I couldn’t help but feel that the Grails framework has been highly influential inside SpringSource. I can only assume that’s partly because Graeme Rocher is now one of their employees (after they bought G2One). At any rate, this was the first Java-based framework that I thought could provide serious competition to Grails. I still like Grails partly because I really like Groovy, and I think it’s always easier to implement anything in Groovy than in Java. Also, Grails has about 300 plugins at the moment, that do basically everything. But if you’re committed to Java, Roo looks like a great alternative. You can download it at the project page at SpringSource.

I only had a couple of criticisms. One was that you can replay your Roo scripts, which is cool, but there’s no way to automatically record them as you go. Expect that to change, since everybody seemed to want it.

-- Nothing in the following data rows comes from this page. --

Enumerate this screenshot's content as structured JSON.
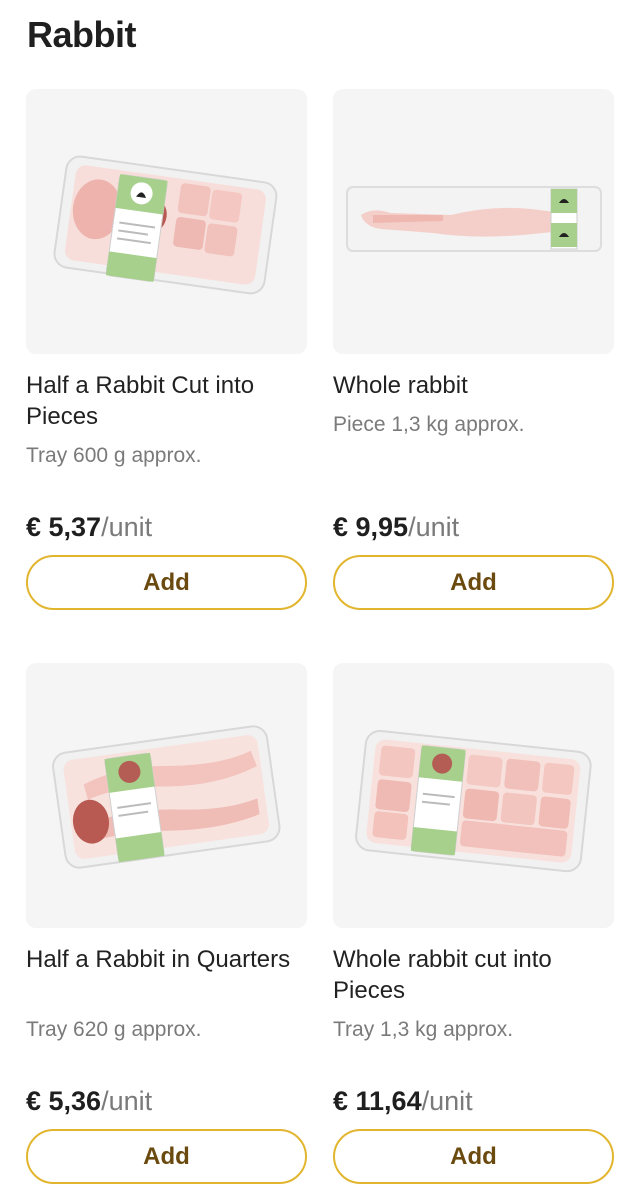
{
  "section": {
    "title": "Rabbit"
  },
  "products": [
    {
      "name": "Half a Rabbit Cut into Pieces",
      "size": "Tray 600 g approx.",
      "price": "€ 5,37",
      "unit": "/unit",
      "add_label": "Add",
      "image_icon": "rabbit-pieces-tray-image"
    },
    {
      "name": "Whole rabbit",
      "size": "Piece 1,3 kg approx.",
      "price": "€ 9,95",
      "unit": "/unit",
      "add_label": "Add",
      "image_icon": "whole-rabbit-package-image"
    },
    {
      "name": "Half a Rabbit in Quarters",
      "size": "Tray 620 g approx.",
      "price": "€ 5,36",
      "unit": "/unit",
      "add_label": "Add",
      "image_icon": "rabbit-quarters-tray-image"
    },
    {
      "name": "Whole rabbit cut into Pieces",
      "size": "Tray 1,3 kg approx.",
      "price": "€ 11,64",
      "unit": "/unit",
      "add_label": "Add",
      "image_icon": "whole-rabbit-pieces-tray-image"
    }
  ],
  "colors": {
    "button_border": "#e2b52f",
    "button_text": "#6b4a10",
    "thumb_bg": "#f5f5f5",
    "label_green": "#9fcb7a"
  }
}
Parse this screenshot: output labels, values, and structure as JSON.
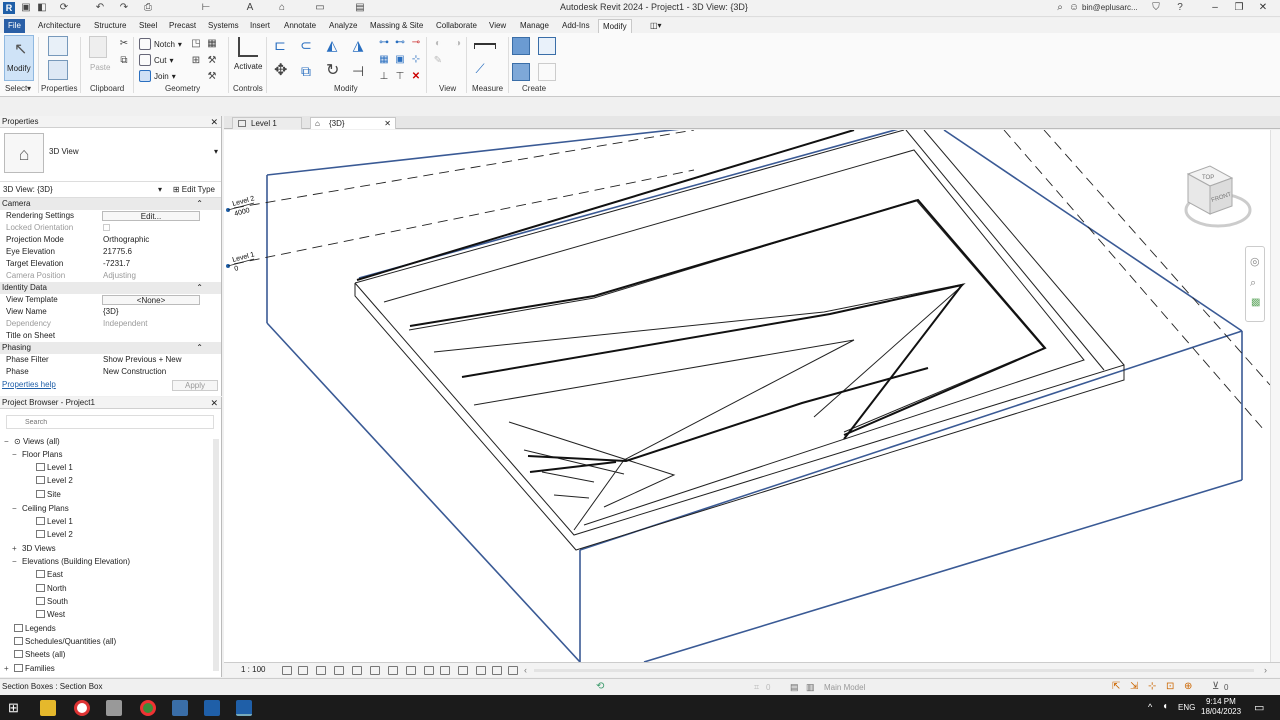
{
  "window": {
    "title": "Autodesk Revit 2024 - Project1 - 3D View: {3D}",
    "user": "bin@eplusarc..."
  },
  "ribbon": {
    "tabs": [
      "File",
      "Architecture",
      "Structure",
      "Steel",
      "Precast",
      "Systems",
      "Insert",
      "Annotate",
      "Analyze",
      "Massing & Site",
      "Collaborate",
      "View",
      "Manage",
      "Add-Ins",
      "Modify"
    ],
    "active_tab": "Modify",
    "panels": {
      "select": "Select",
      "properties": "Properties",
      "clipboard": "Clipboard",
      "geometry": "Geometry",
      "controls": "Controls",
      "modify": "Modify",
      "view": "View",
      "measure": "Measure",
      "create": "Create"
    },
    "buttons": {
      "modify": "Modify",
      "paste": "Paste",
      "notch": "Notch",
      "cut": "Cut",
      "join": "Join",
      "activate": "Activate"
    }
  },
  "properties": {
    "title": "Properties",
    "type_name": "3D View",
    "instance_selector": "3D View: {3D}",
    "edit_type": "Edit Type",
    "groups": {
      "camera": "Camera",
      "identity": "Identity Data",
      "phasing": "Phasing"
    },
    "rows": {
      "rendering_settings": {
        "name": "Rendering Settings",
        "value": "Edit..."
      },
      "locked_orientation": {
        "name": "Locked Orientation",
        "value": ""
      },
      "projection_mode": {
        "name": "Projection Mode",
        "value": "Orthographic"
      },
      "eye_elevation": {
        "name": "Eye Elevation",
        "value": "21775.6"
      },
      "target_elevation": {
        "name": "Target Elevation",
        "value": "-7231.7"
      },
      "camera_position": {
        "name": "Camera Position",
        "value": "Adjusting"
      },
      "view_template": {
        "name": "View Template",
        "value": "<None>"
      },
      "view_name": {
        "name": "View Name",
        "value": "{3D}"
      },
      "dependency": {
        "name": "Dependency",
        "value": "Independent"
      },
      "title_on_sheet": {
        "name": "Title on Sheet",
        "value": ""
      },
      "phase_filter": {
        "name": "Phase Filter",
        "value": "Show Previous + New"
      },
      "phase": {
        "name": "Phase",
        "value": "New Construction"
      }
    },
    "help": "Properties help",
    "apply": "Apply"
  },
  "browser": {
    "title": "Project Browser - Project1",
    "search_placeholder": "Search",
    "views_all": "Views (all)",
    "floor_plans": "Floor Plans",
    "fp_level1": "Level 1",
    "fp_level2": "Level 2",
    "fp_site": "Site",
    "ceiling_plans": "Ceiling Plans",
    "cp_level1": "Level 1",
    "cp_level2": "Level 2",
    "views_3d": "3D Views",
    "elevations": "Elevations (Building Elevation)",
    "el_east": "East",
    "el_north": "North",
    "el_south": "South",
    "el_west": "West",
    "legends": "Legends",
    "schedules": "Schedules/Quantities (all)",
    "sheets": "Sheets (all)",
    "families": "Families"
  },
  "view_tabs": [
    {
      "label": "Level 1"
    },
    {
      "label": "{3D}"
    }
  ],
  "canvas": {
    "level2_name": "Level 2",
    "level2_elev": "4000",
    "level1_name": "Level 1",
    "level1_elev": "0",
    "viewcube_top": "TOP",
    "viewcube_front": "FRONT"
  },
  "view_control": {
    "scale": "1 : 100"
  },
  "status": {
    "text": "Section Boxes : Section Box",
    "model": "Main Model",
    "filter_count": "0",
    "select_count": "0"
  },
  "taskbar": {
    "lang": "ENG",
    "time": "9:14 PM",
    "date": "18/04/2023"
  }
}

The other came from the fact that I downloaded Roo while Ben was talking and was running the app along with him. Then, when typed

roo> perform eclipse

to generate an Eclipse project, I did the same and had to wait about 15 minutes (literally — that’s an estimate) while the underlying Maven engine downloaded the Internet. When I went to test the app in Tomcat, I exited Roo and typed “mvn tomcat:run” and waited again for tons more downloads, even though I have both Tomcat 6 and Tomcat 5.5 on my hard drive already. Finally, when I tried out the Selenium support (another great feature, btw) and ran “mvn selenium:selenese” I had to wait again as Maven did its thing. They all worked, and the delays all had to do with Maven rather than Roo, but yikes nevertheless.

Right now Roo is at version 1.0.0.RC2 and should be at GA some time in December, and that one will include docs. Until then it’s mostly blog posts and the associated forums. I’m definitely going to try Roo, though, when it’s ready.

This post has already gone on too long, so I think I’ll leave it at that. I’m enjoying the conference and am looking forward to more presentations tomorrow.